Let's learn about filling the null values in pandas DataFrames. 

- Import the pandas and NumPy libraries


In [None]:
import pandas as pd
import numpy as np

## Step 2: Create a Sample Dataset with Null Values

- Create a dictionary containing data with null values
- Convert the dictionary to a DataFrame


In [None]:
data = {'a':[1,2,np.nan],'b':[1,np.nan,3],'c':[1,np.nan,np.nan]}
df = pd.DataFrame(data)

In [None]:
df

Unnamed: 0,a,b,c
0,1.0,1.0,1.0
1,2.0,,
2,,3.0,


**Observation:**

- There are a  lot of null values.

## Step 3: Fill the Missing Values Using a Predefined Value

We can fill the missing values with a predefined value.

- Use fillna() to fill null values

- Pass the value with which the null values are to be filled

In [None]:
df.fillna(value=3)

Unnamed: 0,a,b,c
0,1.0,1.0,1.0
1,2.0,3.0,3.0
2,3.0,3.0,3.0


**Observation:**

- Here, we can see that all the missing values are filled with the value 3, which we passed.

## Step 4: Fill the Missing Values Using Forward Fill and Backward Fill

We can fill the null values using forward fill and backward fill.

- In forward fill, the null values are replaced with the previous value in the column.
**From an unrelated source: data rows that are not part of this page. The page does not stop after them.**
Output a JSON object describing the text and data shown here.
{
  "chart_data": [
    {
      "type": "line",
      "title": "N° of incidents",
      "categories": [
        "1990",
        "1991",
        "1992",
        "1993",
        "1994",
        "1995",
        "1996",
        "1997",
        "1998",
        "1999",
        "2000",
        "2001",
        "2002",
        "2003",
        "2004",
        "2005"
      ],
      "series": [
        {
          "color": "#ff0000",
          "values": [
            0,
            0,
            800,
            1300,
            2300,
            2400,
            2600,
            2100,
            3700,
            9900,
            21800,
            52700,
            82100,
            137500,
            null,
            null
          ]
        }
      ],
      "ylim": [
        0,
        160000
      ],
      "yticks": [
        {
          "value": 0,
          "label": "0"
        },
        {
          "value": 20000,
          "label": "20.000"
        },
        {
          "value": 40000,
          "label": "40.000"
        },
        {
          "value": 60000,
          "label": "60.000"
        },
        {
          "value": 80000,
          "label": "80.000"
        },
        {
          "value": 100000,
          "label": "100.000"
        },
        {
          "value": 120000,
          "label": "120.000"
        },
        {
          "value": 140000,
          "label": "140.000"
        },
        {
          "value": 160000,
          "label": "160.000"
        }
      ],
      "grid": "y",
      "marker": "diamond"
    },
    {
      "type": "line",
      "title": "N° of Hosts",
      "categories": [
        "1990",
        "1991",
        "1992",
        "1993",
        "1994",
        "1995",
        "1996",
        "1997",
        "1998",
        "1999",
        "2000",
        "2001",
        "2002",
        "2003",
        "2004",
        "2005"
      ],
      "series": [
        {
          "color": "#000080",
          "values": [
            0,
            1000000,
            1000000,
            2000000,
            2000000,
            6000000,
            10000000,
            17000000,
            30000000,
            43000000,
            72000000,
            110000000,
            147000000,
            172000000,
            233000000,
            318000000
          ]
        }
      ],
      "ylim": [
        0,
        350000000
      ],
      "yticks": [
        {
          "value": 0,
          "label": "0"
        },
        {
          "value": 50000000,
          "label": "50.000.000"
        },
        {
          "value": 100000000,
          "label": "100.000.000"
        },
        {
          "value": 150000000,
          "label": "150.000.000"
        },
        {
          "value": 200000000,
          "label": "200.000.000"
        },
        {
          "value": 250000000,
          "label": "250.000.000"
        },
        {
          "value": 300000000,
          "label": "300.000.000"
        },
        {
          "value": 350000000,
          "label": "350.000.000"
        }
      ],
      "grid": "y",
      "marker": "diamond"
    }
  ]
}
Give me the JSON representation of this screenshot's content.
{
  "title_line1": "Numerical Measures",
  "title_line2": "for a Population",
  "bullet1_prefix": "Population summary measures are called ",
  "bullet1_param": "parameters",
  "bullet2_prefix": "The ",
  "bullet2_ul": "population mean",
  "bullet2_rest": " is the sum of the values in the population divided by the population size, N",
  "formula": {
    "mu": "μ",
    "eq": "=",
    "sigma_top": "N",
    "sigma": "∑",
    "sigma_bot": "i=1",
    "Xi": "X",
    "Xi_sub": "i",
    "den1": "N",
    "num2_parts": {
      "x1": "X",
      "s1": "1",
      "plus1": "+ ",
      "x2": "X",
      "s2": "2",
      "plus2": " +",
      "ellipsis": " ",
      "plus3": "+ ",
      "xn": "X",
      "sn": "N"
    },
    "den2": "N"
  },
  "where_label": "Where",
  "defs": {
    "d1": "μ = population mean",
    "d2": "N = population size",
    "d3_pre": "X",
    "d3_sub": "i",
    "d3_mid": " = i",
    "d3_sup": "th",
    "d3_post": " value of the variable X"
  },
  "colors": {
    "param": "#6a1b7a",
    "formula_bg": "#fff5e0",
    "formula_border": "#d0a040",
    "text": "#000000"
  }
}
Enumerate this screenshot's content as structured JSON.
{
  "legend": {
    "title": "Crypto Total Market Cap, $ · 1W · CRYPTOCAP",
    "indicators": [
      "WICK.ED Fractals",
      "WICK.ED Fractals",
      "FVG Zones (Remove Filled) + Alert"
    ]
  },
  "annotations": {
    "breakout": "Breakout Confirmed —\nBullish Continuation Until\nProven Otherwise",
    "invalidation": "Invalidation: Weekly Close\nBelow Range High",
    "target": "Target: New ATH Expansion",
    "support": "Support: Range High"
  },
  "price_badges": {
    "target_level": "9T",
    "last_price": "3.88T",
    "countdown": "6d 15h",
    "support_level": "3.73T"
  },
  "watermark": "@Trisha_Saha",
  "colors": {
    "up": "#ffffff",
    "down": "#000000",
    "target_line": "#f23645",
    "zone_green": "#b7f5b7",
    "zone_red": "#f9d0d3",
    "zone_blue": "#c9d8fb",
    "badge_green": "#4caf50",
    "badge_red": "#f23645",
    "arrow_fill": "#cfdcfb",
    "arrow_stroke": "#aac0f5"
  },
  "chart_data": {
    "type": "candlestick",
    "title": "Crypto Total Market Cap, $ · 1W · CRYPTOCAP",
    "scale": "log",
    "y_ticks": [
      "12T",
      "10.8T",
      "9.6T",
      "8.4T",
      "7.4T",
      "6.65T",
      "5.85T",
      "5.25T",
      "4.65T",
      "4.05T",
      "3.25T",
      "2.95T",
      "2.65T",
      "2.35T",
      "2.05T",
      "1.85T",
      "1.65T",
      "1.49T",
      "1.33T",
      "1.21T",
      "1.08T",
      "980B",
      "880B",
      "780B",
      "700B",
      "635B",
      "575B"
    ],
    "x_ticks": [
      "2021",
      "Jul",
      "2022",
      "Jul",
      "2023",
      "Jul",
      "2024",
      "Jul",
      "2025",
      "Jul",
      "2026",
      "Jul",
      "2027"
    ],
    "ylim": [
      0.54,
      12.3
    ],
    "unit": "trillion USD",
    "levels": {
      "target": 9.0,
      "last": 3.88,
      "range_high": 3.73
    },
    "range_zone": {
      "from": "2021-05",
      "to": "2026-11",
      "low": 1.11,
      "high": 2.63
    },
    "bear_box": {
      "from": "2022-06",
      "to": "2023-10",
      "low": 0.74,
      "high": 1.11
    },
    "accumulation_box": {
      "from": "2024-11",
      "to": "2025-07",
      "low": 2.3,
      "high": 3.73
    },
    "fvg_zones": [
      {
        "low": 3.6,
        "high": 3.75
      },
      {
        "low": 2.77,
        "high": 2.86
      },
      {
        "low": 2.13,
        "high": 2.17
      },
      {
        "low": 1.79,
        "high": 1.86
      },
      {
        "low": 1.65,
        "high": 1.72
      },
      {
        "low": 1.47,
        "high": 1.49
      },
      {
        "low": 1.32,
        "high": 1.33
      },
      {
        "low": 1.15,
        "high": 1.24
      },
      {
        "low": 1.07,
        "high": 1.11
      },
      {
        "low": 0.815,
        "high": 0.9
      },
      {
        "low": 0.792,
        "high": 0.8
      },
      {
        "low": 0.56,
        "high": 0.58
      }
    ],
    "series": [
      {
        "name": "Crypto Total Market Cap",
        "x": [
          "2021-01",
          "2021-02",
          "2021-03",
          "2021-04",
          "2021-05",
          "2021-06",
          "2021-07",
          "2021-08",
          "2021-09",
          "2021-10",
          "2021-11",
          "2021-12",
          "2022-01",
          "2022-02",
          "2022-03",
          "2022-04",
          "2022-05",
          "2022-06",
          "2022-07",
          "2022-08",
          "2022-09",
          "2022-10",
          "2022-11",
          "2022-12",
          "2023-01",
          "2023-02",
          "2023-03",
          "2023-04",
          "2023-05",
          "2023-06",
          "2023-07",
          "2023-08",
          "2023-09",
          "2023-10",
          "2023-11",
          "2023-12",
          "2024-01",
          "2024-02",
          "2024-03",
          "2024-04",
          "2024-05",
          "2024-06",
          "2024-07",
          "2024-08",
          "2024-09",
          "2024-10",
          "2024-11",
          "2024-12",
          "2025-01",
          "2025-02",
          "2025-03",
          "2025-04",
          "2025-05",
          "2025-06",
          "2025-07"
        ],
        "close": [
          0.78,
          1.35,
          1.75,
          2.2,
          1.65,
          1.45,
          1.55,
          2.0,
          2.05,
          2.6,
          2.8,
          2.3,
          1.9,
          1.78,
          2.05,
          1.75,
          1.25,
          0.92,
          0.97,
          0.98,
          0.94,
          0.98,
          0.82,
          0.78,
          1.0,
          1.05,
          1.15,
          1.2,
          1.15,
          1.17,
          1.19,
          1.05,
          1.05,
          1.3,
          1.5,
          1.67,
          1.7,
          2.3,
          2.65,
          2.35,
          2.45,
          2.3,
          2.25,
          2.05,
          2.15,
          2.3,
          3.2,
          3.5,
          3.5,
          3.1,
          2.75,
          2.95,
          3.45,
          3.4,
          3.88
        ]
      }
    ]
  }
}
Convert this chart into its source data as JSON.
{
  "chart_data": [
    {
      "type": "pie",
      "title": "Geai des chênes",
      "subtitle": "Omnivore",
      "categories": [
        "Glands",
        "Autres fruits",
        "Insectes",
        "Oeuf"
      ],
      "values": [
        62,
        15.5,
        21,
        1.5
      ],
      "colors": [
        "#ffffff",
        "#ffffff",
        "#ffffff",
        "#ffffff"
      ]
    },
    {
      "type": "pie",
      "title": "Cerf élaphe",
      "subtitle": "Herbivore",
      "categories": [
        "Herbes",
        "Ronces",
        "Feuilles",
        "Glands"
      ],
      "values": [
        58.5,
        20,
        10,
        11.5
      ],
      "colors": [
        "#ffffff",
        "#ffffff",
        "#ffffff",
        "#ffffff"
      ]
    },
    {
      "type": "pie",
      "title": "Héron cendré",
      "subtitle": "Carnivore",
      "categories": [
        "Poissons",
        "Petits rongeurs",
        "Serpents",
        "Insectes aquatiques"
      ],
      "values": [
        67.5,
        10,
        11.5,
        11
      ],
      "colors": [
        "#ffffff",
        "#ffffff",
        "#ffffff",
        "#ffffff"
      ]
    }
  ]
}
- In backward fill, the null values are replaced by the next value in the column.

- We use the **method = 'ffill'** parameter for forward fill and **method = 'bfill'** for backward fill. 

Let's try to fill the null values with forward fill.

In [None]:
df.fillna(method='ffill')

Unnamed: 0,a,b,c
0,1.0,1.0,1.0
1,2.0,1.0,1.0
2,2.0,3.0,1.0


**Observation:**

- We can see that the null values are replaced by the previous non-null values in the dataset. 

Now, let's try to fill the null values with backward fill.

In [None]:
df.fillna(method='bfill')

Unnamed: 0,a,b,c
0,1.0,1.0,1.0
1,2.0,3.0,
2,,3.0,


**Observation:**

- We can see that some null values are replaced by the next value. Hovever, some are still **NaN** since there are no values in the next cell. 

## Step 5: Using Statistics to Fill Null Values in a DataFrame

We can also fill the null values with statistical values like mean or median.

- Fill in the missing values using the mean of the column


In [None]:
df['a'].fillna(value=np.mean(df['a']))

0    1.0
1    2.0
2    1.5
Name: a, dtype: float64

**Observation:**

- The null values in the 'a' column are replaced by the mean.

## Step 6: Modify the DataFrame Inplace

- Fill the missing values with a specific value, and modify the DataFrame inplace


In [None]:
df.fillna(value=2,inplace=True)

In [None]:
df

Unnamed: 0,a,b,c
0,1.0,1.0,1.0
1,2.0,2.0,2.0
2,2.0,3.0,2.0


**Observation**

- The missing values in the DataFrame are replaced by the given value (2).